Stocks are at a 70-year high as a share of household financial wealth

Tourists are lined up for taking photos by the Charging Bull Statue in the financial district of New York, on August 16, 2021.
Tayfun Coskun | Anadolu Agency | Getty Images

Overall U.S. household wealth has never been this high, thanks largely to gains in the stock market that are a bigger share of that prosperity than ever before.

In fact, equity holdings now make up about half of the $109.2 trillion of financial assets that households owned through the second quarter of 2021, according to Bank of America. Other than stocks, financial assets also include bonds, cash, certificates of deposit and bank deposits.

The equity share of assets is a 70-year high, Bank of America said.

Overall household net worth jumped to $141.7 trillion in the second quarter, the result of a $3.5 trillion increase in the value of corporate equities as stocks continued their climb during the period. Including nonprofits, the equity share of net worth is 41.5%, according to the Federal Reserve.

While the news has been good for individuals who own stocks, there’s an ever-present specter of risk-taking that raises worries should the market’s fortunes change. Wall Street saw the longest bull market in history end early in 2020, then quickly resume and power to records through the back part of 2021.

“Money goes where money grows,” said Mitchell Goldberg, president of ClientFirst Strategy. “As the stocks value keep going up, they’re continuing to put money there. They’re going to keep putting money into it until there’s a better place to put it.”

The S&P 500 has risen just over 15% in 2021, on the backs of friendly fiscal and monetary policy and robust growth in corporate earnings.

A significant part of the policy backdrop has been record-low interest rates and aggressive money pumping from the Federal Reserve, along with massive fiscal stimulus from Congress.

With the Fed making the first noises about tightening and Washington politicians battling over more spending, Goldberg wonders what will happen if the market-friendly policies start to turn around.

“People’s wealth are up on two things, stocks and houses, and they’re both more or less tied to interest rates,” he said. “There have been a lot of policies that have pushed the value of these assets up. What happens when the policies go away? That’s the $64 trillion question.”

Fed officials have indicated they likely will begin reducing the pace of their monthly asset purchases by the end of the year. Still, interest rate rises seem a ways off, with Philadelphia Fed President Patrick Harker affirming Friday that the central bank is unlikely to start hiking until late 2022 or early 2023.

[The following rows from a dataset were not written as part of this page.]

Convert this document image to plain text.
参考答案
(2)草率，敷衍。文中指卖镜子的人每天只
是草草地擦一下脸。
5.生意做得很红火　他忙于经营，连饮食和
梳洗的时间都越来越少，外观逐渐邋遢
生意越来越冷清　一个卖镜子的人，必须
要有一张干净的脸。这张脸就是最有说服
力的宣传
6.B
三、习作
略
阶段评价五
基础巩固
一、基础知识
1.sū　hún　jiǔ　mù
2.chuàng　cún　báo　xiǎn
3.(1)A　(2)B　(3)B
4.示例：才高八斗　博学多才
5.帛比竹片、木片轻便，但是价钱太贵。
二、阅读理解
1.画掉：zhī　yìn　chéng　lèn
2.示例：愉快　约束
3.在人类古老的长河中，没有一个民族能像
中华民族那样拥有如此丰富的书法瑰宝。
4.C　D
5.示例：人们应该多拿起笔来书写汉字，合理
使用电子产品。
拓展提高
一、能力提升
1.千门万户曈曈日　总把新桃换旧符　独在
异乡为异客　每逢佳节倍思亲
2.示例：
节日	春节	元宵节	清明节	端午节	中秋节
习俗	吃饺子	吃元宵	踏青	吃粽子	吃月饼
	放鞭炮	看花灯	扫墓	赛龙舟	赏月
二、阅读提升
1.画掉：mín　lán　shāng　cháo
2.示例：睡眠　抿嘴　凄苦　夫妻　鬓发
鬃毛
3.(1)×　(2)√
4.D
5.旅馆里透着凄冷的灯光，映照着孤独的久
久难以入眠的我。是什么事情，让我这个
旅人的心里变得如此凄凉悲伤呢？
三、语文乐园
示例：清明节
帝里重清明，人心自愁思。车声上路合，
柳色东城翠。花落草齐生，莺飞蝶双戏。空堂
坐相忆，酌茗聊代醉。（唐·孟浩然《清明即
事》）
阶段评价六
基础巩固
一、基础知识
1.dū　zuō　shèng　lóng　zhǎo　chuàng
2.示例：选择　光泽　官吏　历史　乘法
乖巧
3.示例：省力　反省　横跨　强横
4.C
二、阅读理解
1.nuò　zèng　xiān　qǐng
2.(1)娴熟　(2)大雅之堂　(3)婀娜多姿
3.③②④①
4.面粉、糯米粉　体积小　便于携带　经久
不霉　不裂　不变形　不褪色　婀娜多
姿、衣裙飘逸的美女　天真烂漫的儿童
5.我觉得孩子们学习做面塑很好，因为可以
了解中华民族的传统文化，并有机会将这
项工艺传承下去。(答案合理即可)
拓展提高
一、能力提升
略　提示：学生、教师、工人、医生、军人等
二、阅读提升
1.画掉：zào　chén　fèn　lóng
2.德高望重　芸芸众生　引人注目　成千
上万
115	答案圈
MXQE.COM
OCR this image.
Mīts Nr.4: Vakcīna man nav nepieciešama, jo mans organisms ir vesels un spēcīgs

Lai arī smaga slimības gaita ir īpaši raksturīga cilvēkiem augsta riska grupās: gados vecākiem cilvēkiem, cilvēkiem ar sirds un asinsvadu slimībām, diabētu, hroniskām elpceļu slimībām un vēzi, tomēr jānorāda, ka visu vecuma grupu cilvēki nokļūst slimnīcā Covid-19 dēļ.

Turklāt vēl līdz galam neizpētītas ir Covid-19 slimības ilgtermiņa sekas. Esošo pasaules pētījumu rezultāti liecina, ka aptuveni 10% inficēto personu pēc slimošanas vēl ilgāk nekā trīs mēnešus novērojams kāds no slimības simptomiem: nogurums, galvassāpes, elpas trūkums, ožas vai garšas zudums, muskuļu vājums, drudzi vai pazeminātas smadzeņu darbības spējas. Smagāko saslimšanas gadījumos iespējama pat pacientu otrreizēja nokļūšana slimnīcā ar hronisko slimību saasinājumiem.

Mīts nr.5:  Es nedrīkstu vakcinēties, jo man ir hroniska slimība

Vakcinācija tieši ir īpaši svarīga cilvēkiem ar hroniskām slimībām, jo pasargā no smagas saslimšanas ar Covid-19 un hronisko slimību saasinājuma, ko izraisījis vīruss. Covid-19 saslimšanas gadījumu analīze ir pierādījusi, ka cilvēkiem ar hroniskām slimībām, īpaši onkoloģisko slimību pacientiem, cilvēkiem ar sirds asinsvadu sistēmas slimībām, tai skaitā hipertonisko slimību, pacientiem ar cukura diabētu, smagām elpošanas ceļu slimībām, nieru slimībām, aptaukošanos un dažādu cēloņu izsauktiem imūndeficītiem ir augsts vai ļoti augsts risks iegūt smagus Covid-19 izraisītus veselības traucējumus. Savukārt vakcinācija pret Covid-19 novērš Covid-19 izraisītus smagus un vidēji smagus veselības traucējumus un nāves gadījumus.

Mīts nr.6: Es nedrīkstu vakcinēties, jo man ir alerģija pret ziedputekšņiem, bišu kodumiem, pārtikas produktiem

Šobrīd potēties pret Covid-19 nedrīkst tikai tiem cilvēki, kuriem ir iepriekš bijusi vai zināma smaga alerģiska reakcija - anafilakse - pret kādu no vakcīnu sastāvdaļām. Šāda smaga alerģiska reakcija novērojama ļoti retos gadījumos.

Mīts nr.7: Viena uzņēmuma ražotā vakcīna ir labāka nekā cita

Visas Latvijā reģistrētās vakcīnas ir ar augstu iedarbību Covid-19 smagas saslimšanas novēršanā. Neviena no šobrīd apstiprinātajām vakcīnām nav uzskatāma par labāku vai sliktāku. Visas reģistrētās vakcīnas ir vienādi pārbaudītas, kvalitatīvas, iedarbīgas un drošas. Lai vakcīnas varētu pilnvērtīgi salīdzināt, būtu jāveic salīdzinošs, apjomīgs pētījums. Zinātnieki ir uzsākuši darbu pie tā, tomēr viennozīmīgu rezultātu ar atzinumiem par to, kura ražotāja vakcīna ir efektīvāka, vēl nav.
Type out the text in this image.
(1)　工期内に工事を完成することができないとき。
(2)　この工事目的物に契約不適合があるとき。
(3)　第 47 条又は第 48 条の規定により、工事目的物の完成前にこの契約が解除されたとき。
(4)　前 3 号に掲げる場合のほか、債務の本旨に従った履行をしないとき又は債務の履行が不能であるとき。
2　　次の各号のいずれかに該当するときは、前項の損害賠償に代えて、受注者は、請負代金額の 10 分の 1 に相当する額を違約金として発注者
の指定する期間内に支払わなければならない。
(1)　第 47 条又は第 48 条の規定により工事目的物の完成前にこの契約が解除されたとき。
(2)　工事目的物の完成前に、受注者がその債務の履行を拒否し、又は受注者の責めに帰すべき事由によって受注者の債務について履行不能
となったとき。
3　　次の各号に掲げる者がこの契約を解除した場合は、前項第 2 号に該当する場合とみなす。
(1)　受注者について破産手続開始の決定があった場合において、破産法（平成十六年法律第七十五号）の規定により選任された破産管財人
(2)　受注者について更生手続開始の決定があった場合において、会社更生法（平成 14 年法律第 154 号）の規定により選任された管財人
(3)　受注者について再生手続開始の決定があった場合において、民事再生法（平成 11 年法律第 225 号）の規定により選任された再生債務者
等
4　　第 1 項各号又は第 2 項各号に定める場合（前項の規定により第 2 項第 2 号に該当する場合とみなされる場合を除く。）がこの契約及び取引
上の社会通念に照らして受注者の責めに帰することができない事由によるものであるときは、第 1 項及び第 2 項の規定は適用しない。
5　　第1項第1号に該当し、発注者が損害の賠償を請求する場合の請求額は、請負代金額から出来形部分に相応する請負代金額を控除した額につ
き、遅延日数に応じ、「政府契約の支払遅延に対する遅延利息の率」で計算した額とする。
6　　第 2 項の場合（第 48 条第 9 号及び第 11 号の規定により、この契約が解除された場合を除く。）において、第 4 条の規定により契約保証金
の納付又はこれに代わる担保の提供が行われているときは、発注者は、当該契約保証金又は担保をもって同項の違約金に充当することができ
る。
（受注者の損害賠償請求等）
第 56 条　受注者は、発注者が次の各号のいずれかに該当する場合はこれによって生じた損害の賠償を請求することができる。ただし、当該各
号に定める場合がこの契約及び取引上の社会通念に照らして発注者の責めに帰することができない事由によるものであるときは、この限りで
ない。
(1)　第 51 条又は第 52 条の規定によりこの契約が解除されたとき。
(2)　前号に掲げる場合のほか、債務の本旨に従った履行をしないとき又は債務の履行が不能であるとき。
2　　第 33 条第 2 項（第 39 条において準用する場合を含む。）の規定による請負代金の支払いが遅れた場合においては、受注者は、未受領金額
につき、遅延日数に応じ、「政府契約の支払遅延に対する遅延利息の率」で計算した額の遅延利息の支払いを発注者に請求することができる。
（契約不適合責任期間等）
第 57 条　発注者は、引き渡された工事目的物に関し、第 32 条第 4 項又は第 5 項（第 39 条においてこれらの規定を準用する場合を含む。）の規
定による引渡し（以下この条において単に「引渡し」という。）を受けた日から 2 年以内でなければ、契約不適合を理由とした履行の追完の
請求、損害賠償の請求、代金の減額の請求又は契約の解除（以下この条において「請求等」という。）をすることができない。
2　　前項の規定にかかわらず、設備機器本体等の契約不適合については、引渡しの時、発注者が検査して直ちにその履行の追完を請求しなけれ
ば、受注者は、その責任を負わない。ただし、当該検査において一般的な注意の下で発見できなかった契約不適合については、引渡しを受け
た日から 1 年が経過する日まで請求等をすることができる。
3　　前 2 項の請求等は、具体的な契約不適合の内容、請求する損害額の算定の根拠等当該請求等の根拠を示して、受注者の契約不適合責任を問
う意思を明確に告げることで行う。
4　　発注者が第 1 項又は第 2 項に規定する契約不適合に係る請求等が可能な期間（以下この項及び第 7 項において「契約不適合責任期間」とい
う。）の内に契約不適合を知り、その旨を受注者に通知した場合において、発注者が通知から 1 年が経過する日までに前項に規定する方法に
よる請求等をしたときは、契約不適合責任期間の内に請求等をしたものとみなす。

Bank of America’s chief investment strategist, Michael Hartnett, noted Friday that clients “have sold stocks (modestly) past 5 weeks.” The bank’s indicator of sentiment has gone from almost bullish enough to trigger a contrarian “sell” signal to a bit more cautious.

Still, investors have poured about $34.5 billion into U.S. equity mutual funds and ETFs alone over the past 12 months, according to Morningstar, indicating there’s still plenty of appetite for stocks.

Goldberg said he’s cautious in that kind of environment, and is advising his older clients to trim their holdings somewhat and start building up cash in what could be a more challenging environment.

“Everyone who is invested today is investing the same way, based on falling interest rates, globalization, great supply-demand chains and low inflation,” he said. “Those are huge macroeconomic cycles, and it looks like we’re seeing the reverse now. While we go through those changes, it’s going to create a lot of volatility, a lot of peril and a lot of opportunity.”